Former captain Kapil Dev today heaped praise on young Indian bowlers for their "excellent" performance in Australia but advised them to ensure injury did not affect their promising careers.
Kapil said the country suffers if bowlers are injured.
"They are bowling excellently in Australia. They have proven that they have the talent to unsettle the best batsmen in the world.
"They are all young and in order to sustain their top form, they should take care of their body so that they stay away from injury," Kapil said.
He was speaking at a function to announce the sponsorship of Indian players for the Beijing Paralympic Games in September by BHP Billiton.
"My message to the young bowlers is that when you are injured, the country suffers. Indian bowlers have been injury-prone for a long time, so they have to take care of themselves and see that injury does not break their sustained peak form."

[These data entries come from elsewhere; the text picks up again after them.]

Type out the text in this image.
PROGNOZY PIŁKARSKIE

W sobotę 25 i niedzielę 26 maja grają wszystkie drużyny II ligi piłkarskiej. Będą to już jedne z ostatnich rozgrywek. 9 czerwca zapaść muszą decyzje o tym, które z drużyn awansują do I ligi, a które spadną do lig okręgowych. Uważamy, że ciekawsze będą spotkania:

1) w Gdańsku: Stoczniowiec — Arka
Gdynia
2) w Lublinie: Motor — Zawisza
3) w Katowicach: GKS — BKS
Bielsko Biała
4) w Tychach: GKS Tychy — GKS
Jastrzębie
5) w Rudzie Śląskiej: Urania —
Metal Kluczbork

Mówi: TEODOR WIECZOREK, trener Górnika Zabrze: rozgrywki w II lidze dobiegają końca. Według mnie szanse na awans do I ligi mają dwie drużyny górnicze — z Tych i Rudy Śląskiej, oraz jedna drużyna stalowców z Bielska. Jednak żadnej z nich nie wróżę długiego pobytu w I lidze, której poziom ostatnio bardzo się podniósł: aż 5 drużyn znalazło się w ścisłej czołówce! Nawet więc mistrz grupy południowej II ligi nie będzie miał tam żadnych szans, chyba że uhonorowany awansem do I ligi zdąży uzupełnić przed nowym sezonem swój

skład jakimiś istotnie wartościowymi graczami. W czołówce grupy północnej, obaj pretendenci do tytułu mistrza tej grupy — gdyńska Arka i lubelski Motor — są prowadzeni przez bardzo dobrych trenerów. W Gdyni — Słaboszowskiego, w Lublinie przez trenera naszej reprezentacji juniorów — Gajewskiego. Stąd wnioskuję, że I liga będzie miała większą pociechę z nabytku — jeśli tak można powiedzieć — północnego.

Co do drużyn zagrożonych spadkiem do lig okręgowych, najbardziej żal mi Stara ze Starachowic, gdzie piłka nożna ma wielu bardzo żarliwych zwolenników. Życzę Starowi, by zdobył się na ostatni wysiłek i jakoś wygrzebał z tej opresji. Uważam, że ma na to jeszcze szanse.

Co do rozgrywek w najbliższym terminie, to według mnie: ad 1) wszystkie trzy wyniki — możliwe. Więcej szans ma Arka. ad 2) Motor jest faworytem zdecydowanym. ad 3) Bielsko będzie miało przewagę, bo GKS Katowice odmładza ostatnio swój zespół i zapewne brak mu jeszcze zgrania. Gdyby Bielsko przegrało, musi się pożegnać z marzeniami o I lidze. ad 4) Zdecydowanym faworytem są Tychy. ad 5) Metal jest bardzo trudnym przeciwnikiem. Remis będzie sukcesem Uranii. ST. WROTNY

Kapil said he did not know how players who sit out of matches due to injury, like in the case of Yuvraj Singh, must feel, as he did not have any serious injury in his career.
"Fortunately, I did not have any serious injury in my career which forced me to sit out for long. So, my advice is the current bowlers should pay attention on their fitness."
When asked whether out of form Yuvraj should be given a long rope to rediscover his old touch, the World Cup-winning captain said, "Of course, he should be given enough chances but it should not be lost to him that that players earn their places because of their performance."
"When you play you are blocking the place of someone else. If you play well, nobody can leave you out. If you are not playing well, naturally you cannot be in the team," he said.
The former captain also said he felt sledging in cricket "is bad personally" but would leave to the respective boards to decide what to do with their players regarding the issue.
"Some people said it is gamesmanship while some others say it is hitting below the belt. Personally, I think it is bad but it is upto the respective boards to decide how to deal with the issue."
Kapil, who recently filed an affidavit in the Delhi High Court against BCCI for witholding his pension, also took a dig at the Cricket Board.
"The Cricket Board has lots of money but they should see how the people here (Paralympic Committee of India officials) are running the game without money, but with passion.
"Most of the games in the country, except for a few like cricket, have little money but are being sustained by passion of officials and sportspersons.
"I am not against private sponsors investing heavily in cricket, but I feel that if 10 per cent of what has been spent on cricket is poured in other games, Indian sports would be much better," he said.